Crunchy and bursting with fresh flavors, this flatbread recipe is my all-time favorite! If you’re looking for something hot, crispy, savory, and EASY to make, give this a try. Sliced prosciutto, peppery arugula, and creamy cheeses make this flatbread an irresistible hit!
Prosciutto and Arugula Flatbread
- Fresh pizza dough (I usually get this at Whole Foods or Bristol Farms, but it can be from anywhere you can find it)
- 1 can of San Marzano whole tomatoes
- 2 cloves of garlic
- 3 Tbs of dry oregano
- 1/4 cup extra virgin olive oil
- 1 lb of fresh mozzarella, sliced 1/4 in thick
- 2 Tbs of parmesan cheese
- 8 slices of prosciutto
- 2 cup baby arugula
- 1 Tbs lemon juice
- salt and pepper
- olive oil
Directions:
- Preheat oven to 500 degrees F.
- For sauce: emulsify tomatoes, garlic, oregano, and olive oil in a blender.

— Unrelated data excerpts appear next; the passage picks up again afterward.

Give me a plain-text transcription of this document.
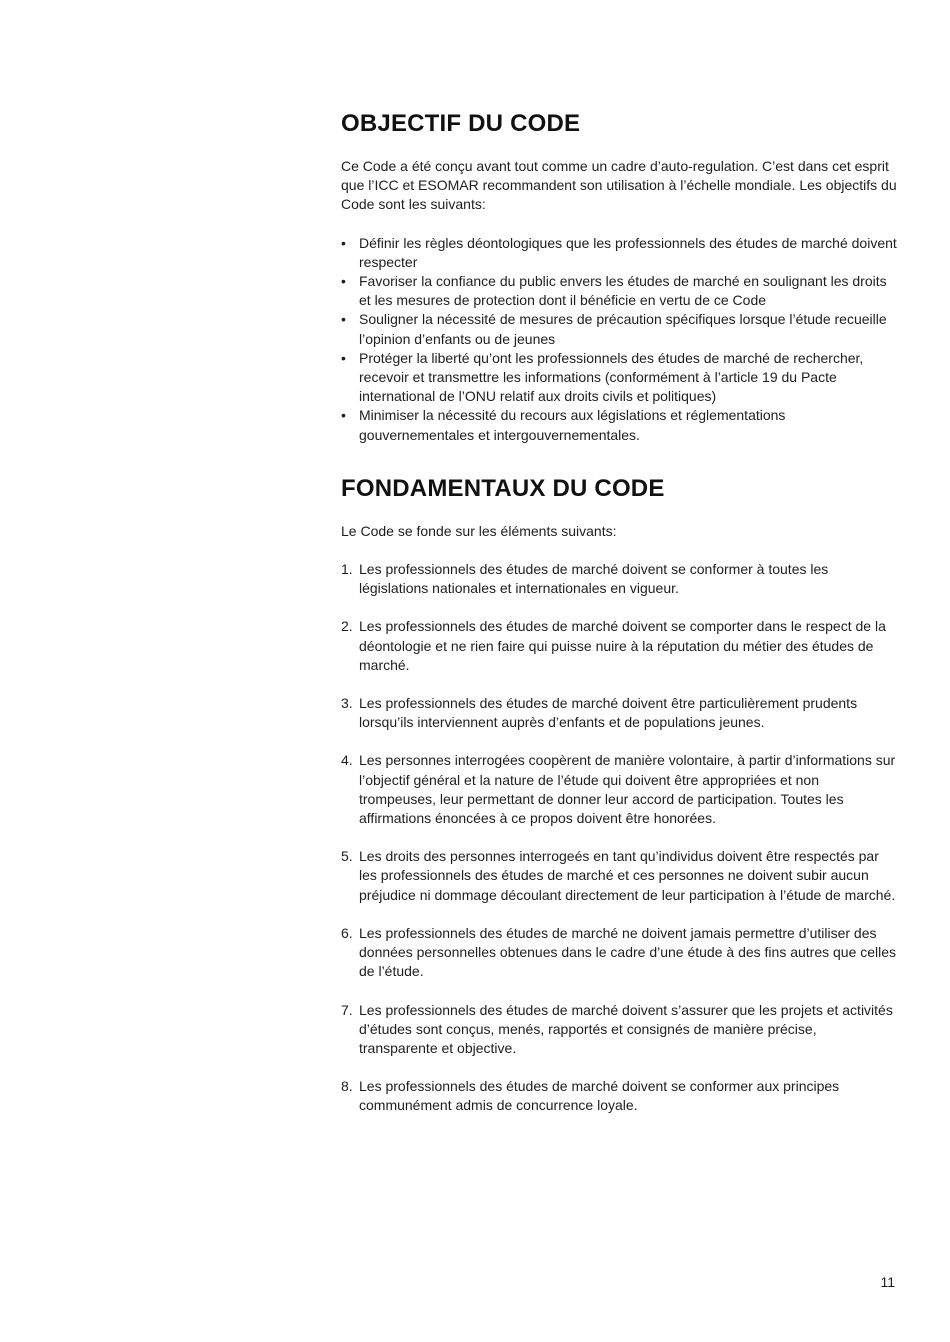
OBJECTIF DU CODE

Ce Code a été conçu avant tout comme un cadre d’auto-regulation. C’est dans cet esprit que l’ICC et ESOMAR recommandent son utilisation à l’échelle mondiale. Les objectifs du Code sont les suivants:

• Définir les règles déontologiques que les professionnels des études de marché doivent respecter
• Favoriser la confiance du public envers les études de marché en soulignant les droits et les mesures de protection dont il bénéficie en vertu de ce Code
• Souligner la nécessité de mesures de précaution spécifiques lorsque l’étude recueille l’opinion d’enfants ou de jeunes
• Protéger la liberté qu’ont les professionnels des études de marché de rechercher, recevoir et transmettre les informations (conformément à l’article 19 du Pacte international de l’ONU relatif aux droits civils et politiques)
• Minimiser la nécessité du recours aux législations et réglementations gouvernementales et intergouvernementales.
FONDAMENTAUX DU CODE

Le Code se fonde sur les éléments suivants:

1. Les professionnels des études de marché doivent se conformer à toutes les législations nationales et internationales en vigueur.
2. Les professionnels des études de marché doivent se comporter dans le respect de la déontologie et ne rien faire qui puisse nuire à la réputation du métier des études de marché.
3. Les professionnels des études de marché doivent être particulièrement prudents lorsqu’ils interviennent auprès d’enfants et de populations jeunes.
4. Les personnes interrogées coopèrent de manière volontaire, à partir d’informations sur l’objectif général et la nature de l’étude qui doivent être appropriées et non trompeuses, leur permettant de donner leur accord de participation. Toutes les affirmations énoncées à ce propos doivent être honorées.
5. Les droits des personnes interrogeés en tant qu’individus doivent être respectés par les professionnels des études de marché et ces personnes ne doivent subir aucun préjudice ni dommage découlant directement de leur participation à l’étude de marché.
6. Les professionnels des études de marché ne doivent jamais permettre d’utiliser des données personnelles obtenues dans le cadre d’une étude à des fins autres que celles de l’étude.
7. Les professionnels des études de marché doivent s’assurer que les projets et activités d’études sont conçus, menés, rapportés et consignés de manière précise, transparente et objective.
8. Les professionnels des études de marché doivent se conformer aux principes communément admis de concurrence loyale.
11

- Drizzle olive oil, and salt and pepper over sliced mozzarella. Set aside.
- Drizzle olive oil on a griddle (spread evenly using a paper towel) and set over medium heat. Stretch the dough and place on griddle. Immediately pour sauce over the dough and sprinkle parmesan cheese on top . Place mozzarella slices on top and transfer griddle into the oven for 5-6 minutes (depends on your oven).
- While flatbread is in the oven, prepare arugula salad by combining arugula, lemon juice, and salt and pepper to taste.
- Take flat bread out of the oven and place prosciutto on top, bake for 2-3 more minutes.
- Finally, take flatbread out of the oven and transfer to another surface or plate. Cover flatbread with the arugula salad and it’s ready to eat!